SNAP47 (Synaptosomal-Associated Protein 47) is a member of the SNAP (Soluble NSF Attachment Protein) receptor (SNARE) family involved in synaptic vesicle fusion[1]. The protein contains an N-terminal helical domain followed by a SNARE motif characteristic of SNARE proteins, containing heptad repeat sequences that form coiled-coil structures[2]. Unlike canonical SNAREs such as SNAP25, SNAP23, or VAMP, SNAP47 has an extended N-terminal region and exhibits distinct localization patterns.
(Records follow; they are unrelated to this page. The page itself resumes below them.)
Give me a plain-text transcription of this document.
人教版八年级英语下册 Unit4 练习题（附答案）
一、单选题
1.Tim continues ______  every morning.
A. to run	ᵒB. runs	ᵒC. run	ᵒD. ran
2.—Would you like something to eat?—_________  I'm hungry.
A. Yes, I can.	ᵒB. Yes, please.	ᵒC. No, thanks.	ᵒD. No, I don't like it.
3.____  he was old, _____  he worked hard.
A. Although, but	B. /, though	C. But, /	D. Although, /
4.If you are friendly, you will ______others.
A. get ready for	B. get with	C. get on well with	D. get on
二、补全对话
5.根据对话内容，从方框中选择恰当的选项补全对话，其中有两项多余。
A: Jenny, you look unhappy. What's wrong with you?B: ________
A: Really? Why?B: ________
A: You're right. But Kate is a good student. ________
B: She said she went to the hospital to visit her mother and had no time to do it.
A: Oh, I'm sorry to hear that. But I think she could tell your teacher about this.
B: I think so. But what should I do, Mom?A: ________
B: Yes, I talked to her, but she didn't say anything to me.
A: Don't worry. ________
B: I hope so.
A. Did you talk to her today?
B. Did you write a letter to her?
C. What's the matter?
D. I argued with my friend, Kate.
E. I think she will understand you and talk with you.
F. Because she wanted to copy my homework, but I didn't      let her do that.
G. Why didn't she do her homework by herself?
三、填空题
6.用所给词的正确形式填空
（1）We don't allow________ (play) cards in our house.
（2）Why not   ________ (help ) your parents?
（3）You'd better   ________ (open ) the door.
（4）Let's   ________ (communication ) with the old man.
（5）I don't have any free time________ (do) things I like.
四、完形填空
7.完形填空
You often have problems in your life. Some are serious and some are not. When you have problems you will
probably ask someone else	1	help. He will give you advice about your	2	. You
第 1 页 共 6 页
The protein is predicted to form a four-helix bundle with partner SNAREs during the fusion process, similar to other Q-SNARE proteins[3]. SNAP47 contains multiple phosphorylation sites that regulate its interactions and localization within the presynaptic terminal[4].
SNAP47 is a neuronal SNARE protein that plays a critical role in synaptic vesicle exocytosis and neurotransmitter release[1:1]. While SNAP25 and SNAP23 are the primary Q-SNAREs for synaptic vesicle fusion, SNAP47 provides a complementary function and can substitute for SNAP25 under certain conditions. SNAP47 is widely expressed in neurons throughout the brain, with particularly high expression in the hippocampus, cortex, and cerebellum[5]. The protein localizes to synaptic vesicles and presynaptic terminals, where it participates in the SNARE complex assembly required for vesicular fusion with the presynaptic membrane. SNAP47 is involved in both spontaneous and evoked neurotransmitter release and may play roles in synaptic vesicle recycling and endocytosis[6].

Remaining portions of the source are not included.